La cosa che più mi tocca è il ripetersi infinito della storia, come se essa fosse soggetta allo scorrere delle mitiche età descritte dagli antichi Greci, solo che è tutto in negativo. Quindi non sono più “età dell’oro”, “età del bronzo”, “età degli eroi”…ma è come se questo ciclo ci riportasse continuamente all’età del ferro, cioè il momento culminante prima della fine dell’umanità.

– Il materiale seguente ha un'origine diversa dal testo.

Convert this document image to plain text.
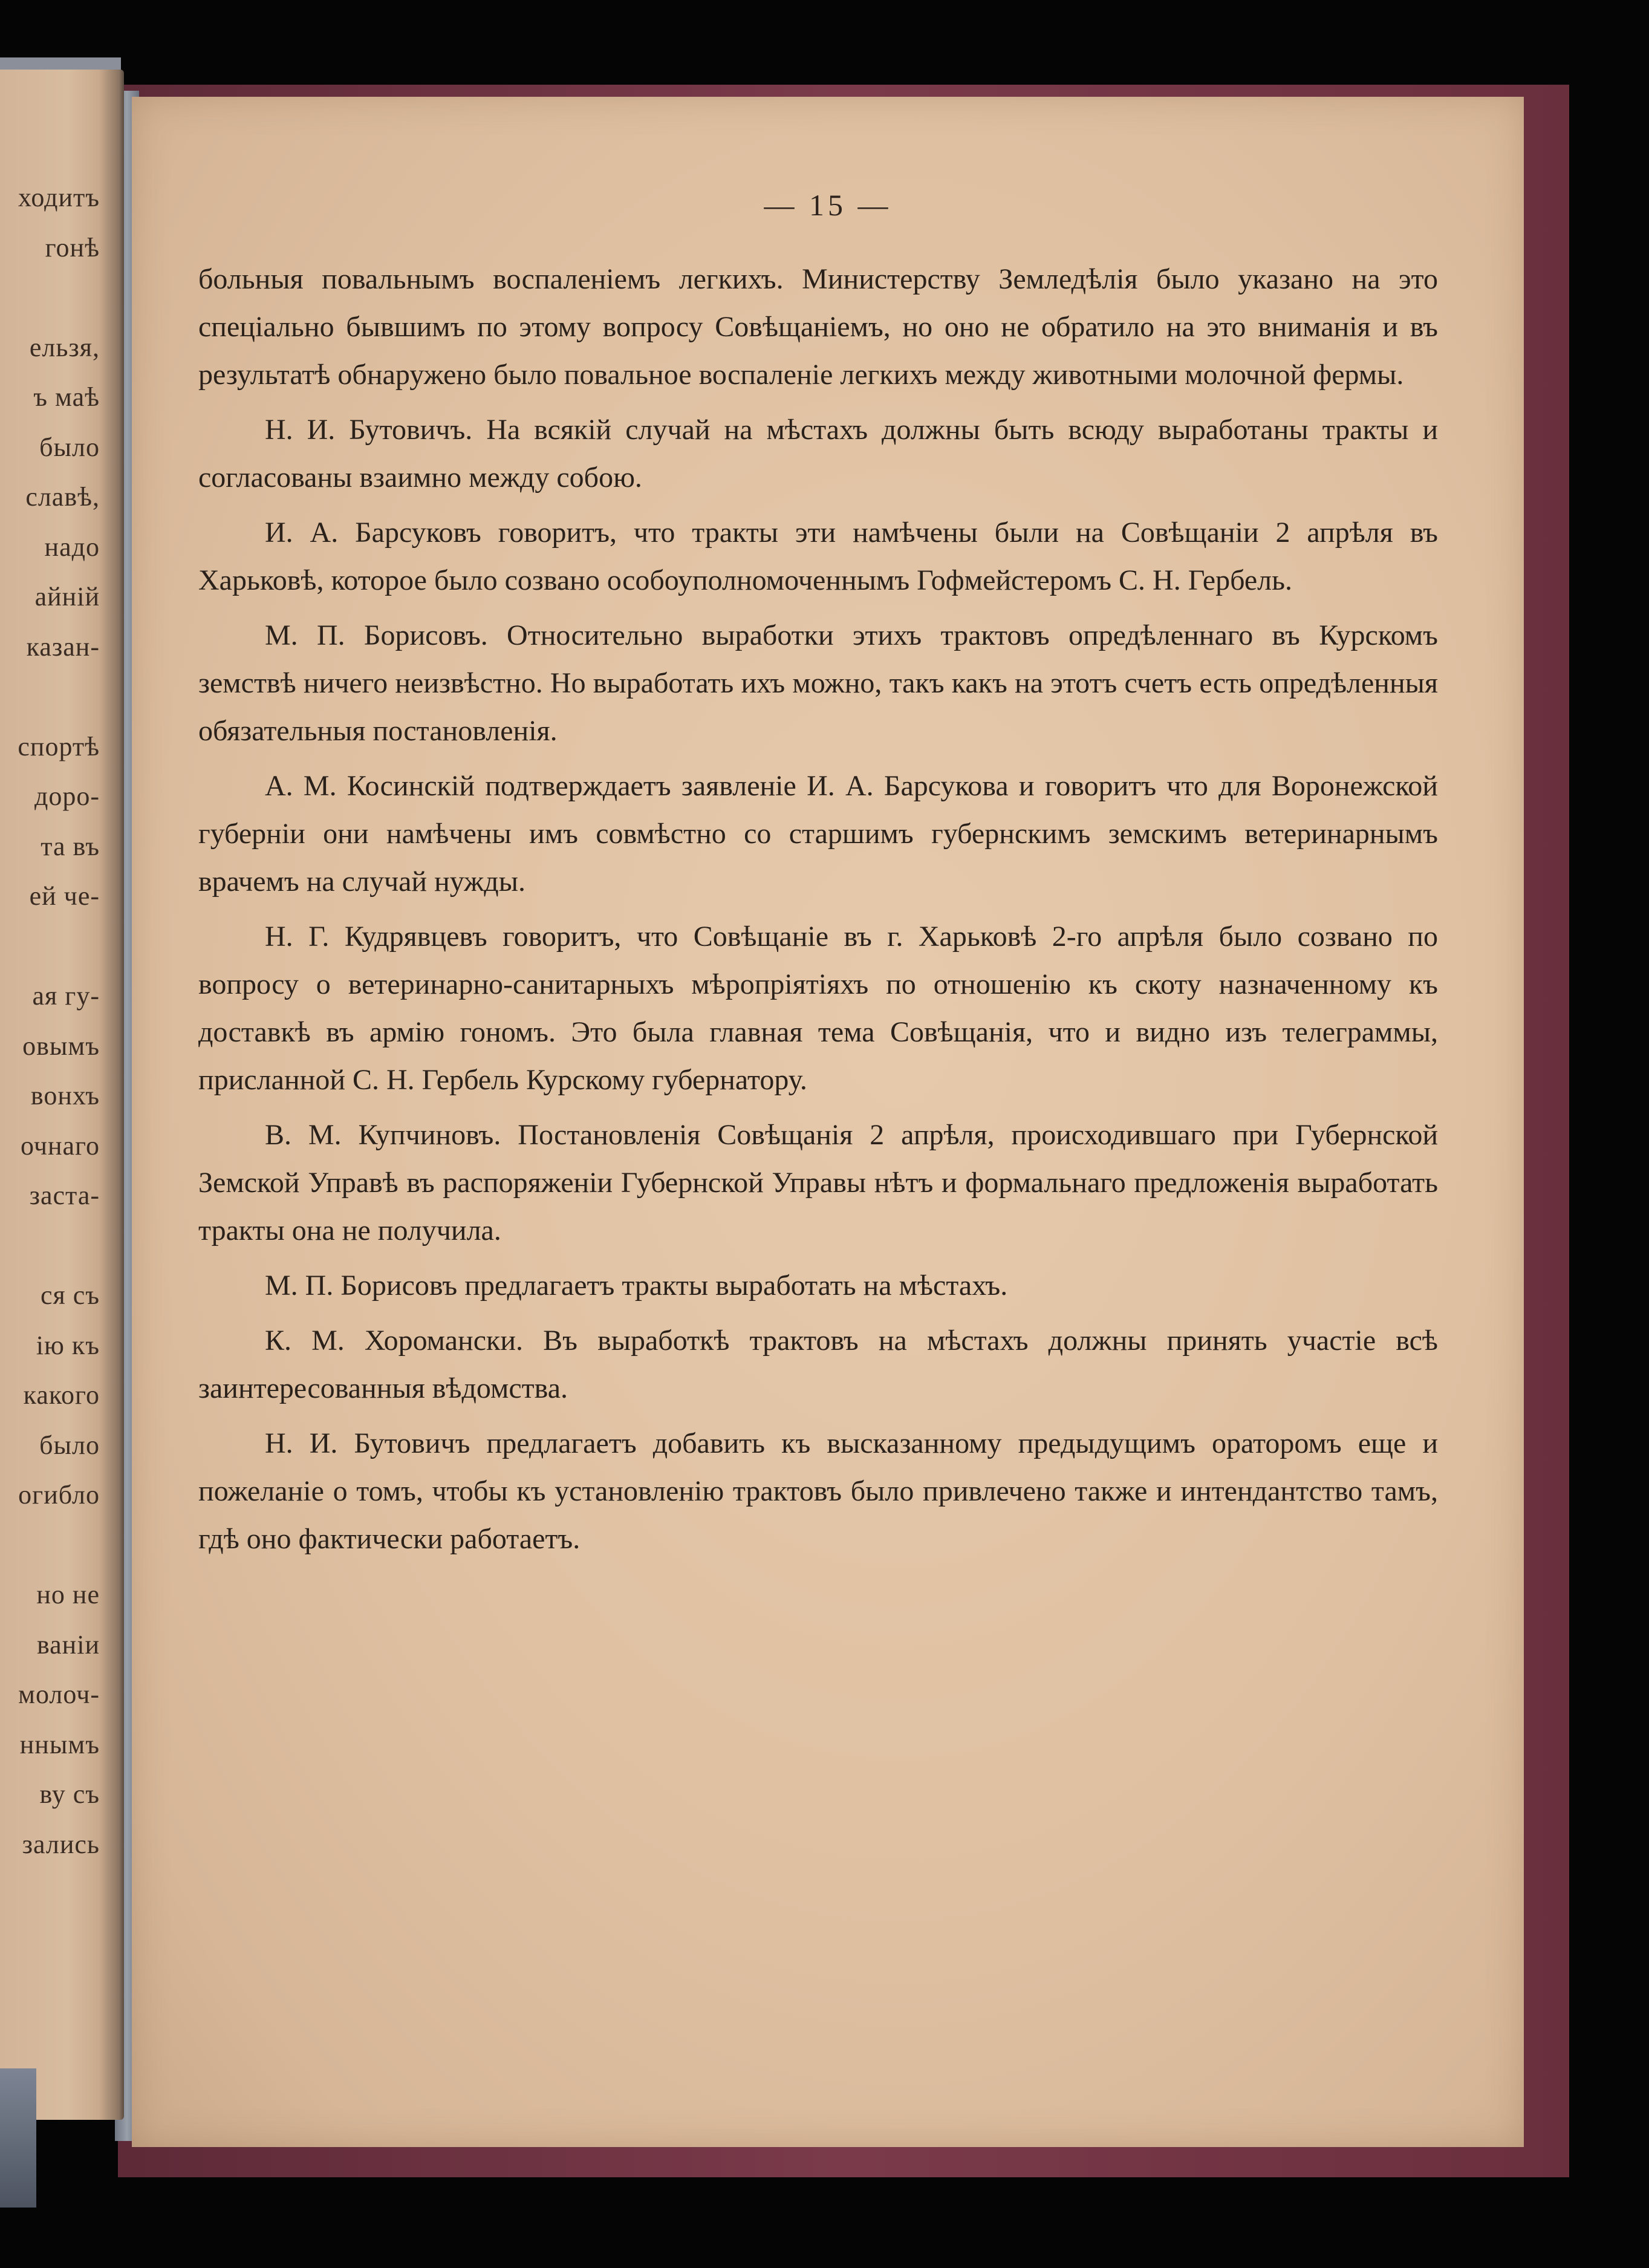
ходитъ
гонѣ
ельзя,
ъ маѣ
было
славѣ,
надо
айній
казан-
спортѣ
доро-
та въ
ей че-
ая гу-
овымъ
вонхъ
очнаго
заста-
ся съ
ію къ
какого
было
огибло
но не
ваніи
молоч-
ннымъ
ву съ
зались
— 15 —

больныя повальнымъ воспаленіемъ легкихъ. Министерству Земледѣлія было указано на это спеціально бывшимъ по этому вопросу Совѣщаніемъ, но оно не обратило на это вниманія и въ результатѣ обнаружено было повальное воспаленіе легкихъ между животными молочной фермы.

Н. И. Бутовичъ. На всякій случай на мѣстахъ должны быть всюду выработаны тракты и согласованы взаимно между собою.

И. А. Барсуковъ говоритъ, что тракты эти намѣчены были на Совѣщаніи 2 апрѣля въ Харьковѣ, которое было созвано особоуполномоченнымъ Гофмейстеромъ С. Н. Гербель.

М. П. Борисовъ. Относительно выработки этихъ трактовъ опредѣленнаго въ Курскомъ земствѣ ничего неизвѣстно. Но выработать ихъ можно, такъ какъ на этотъ счетъ есть опредѣленныя обязательныя постановленія.

А. М. Косинскій подтверждаетъ заявленіе И. А. Барсукова и говоритъ что для Воронежской губерніи они намѣчены имъ совмѣстно со старшимъ губернскимъ земскимъ ветеринарнымъ врачемъ на случай нужды.

Н. Г. Кудрявцевъ говоритъ, что Совѣщаніе въ г. Харьковѣ 2-го апрѣля было созвано по вопросу о ветеринарно-санитарныхъ мѣропріятіяхъ по отношенію къ скоту назначенному къ доставкѣ въ армію гономъ. Это была главная тема Совѣщанія, что и видно изъ телеграммы, присланной С. Н. Гербель Курскому губернатору.

В. М. Купчиновъ. Постановленія Совѣщанія 2 апрѣля, происходившаго при Губернской Земской Управѣ въ распоряженіи Губернской Управы нѣтъ и формальнаго предложенія выработать тракты она не получила.

М. П. Борисовъ предлагаетъ тракты выработать на мѣстахъ.

К. М. Хоромански. Въ выработкѣ трактовъ на мѣстахъ должны принять участіе всѣ заинтересованныя вѣдомства.

Н. И. Бутовичъ предлагаетъ добавить къ высказанному предыдущимъ ораторомъ еще и пожеланіе о томъ, чтобы къ установленію трактовъ было привлечено также и интендантство тамъ, гдѣ оно фактически работаетъ.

E i protagonisti siamo sempre noi, esseri umani. Stavo leggendo un libro, “Donne, razza e classe” scritto da Angela Y. Davis, un’ attivista nera statunitense che con la sua chioma da leonessa ha imposto la sua voce coraggiosa nelle battaglie contro il razzismo e il sessismo dagli anni ’70. Il libro, uscito nel 1981, tratta in particolare della situazione delle donne di colore negli Stati Uniti durante e dopo la fine della schiavitù ma tocca anche temi fondamentali come la lotta contro gli stereotipi e i falsi miti che sopravvivono ancora oggi e cita tanti uomini e donne che si sono impegnati per la lotta della parità tra uomini e donne e tra esseri umani in generale.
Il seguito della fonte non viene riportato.